Survivin, an anti-apoptotic molecule abundantly expressed in most human
neoplasms, has been reported to contribute to
cancer initiation and drug resistance in a wide variety of human
tumors. Efficient downregulation of
survivin can sensitize
tumor cells to various therapeutic interventions, generating considerable efforts in its validation as a new target in
cancer therapy. This review thoroughly analyzes up-to-date information on the potential of
survivin as a therapeutic target for new anticancer treatments. The literature dealing with the therapeutic targeting of
survivin will be reviewed, discussing specifically
squamous cell carcinomas (SCCs), and with emphasis on the last clinical trials.

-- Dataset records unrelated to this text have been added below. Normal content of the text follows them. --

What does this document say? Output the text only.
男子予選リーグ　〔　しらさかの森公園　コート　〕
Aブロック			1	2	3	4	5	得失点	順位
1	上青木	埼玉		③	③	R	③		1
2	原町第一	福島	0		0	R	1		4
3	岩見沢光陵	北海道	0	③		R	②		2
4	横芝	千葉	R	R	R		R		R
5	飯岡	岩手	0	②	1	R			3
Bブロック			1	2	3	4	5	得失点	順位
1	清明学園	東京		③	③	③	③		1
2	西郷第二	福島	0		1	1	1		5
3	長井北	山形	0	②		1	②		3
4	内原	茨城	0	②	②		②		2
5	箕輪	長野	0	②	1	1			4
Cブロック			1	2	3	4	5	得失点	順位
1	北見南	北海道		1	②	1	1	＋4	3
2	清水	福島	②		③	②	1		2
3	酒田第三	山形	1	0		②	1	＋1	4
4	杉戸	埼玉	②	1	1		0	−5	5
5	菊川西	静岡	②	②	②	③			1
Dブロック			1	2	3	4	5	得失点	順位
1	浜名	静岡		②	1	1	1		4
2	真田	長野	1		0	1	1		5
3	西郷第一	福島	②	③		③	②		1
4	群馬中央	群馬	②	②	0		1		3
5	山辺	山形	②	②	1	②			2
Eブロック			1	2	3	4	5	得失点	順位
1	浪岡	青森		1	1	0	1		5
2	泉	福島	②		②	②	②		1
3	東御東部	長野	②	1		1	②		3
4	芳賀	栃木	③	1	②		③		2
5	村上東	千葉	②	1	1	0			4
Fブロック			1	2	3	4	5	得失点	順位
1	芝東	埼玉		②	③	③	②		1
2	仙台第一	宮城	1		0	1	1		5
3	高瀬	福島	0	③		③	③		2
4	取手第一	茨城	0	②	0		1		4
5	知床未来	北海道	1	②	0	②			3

This review gives insight into the recent developments undertaken in validating various treatment strategies that target
survivin in SCCs and analyze the translational possibility, identifying those strategies that seem to be the closest to being incorporated into clinical practice. The most recent developments, such as dominant-negative
survivin mutants, RNA interference,
anti-sense oligonucleotides, small-molecule inhibitors, and
peptide-based
immunotherapy, seem to be helpful for effectively downregulating
survivin expression and reducing
tumor growth potential, increasing the apoptotic rate, and sensitizing
tumor cells to chemo- and
radiotherapy. However, selective and efficient targeting of
survivin in clinical trials still poses a major challenge.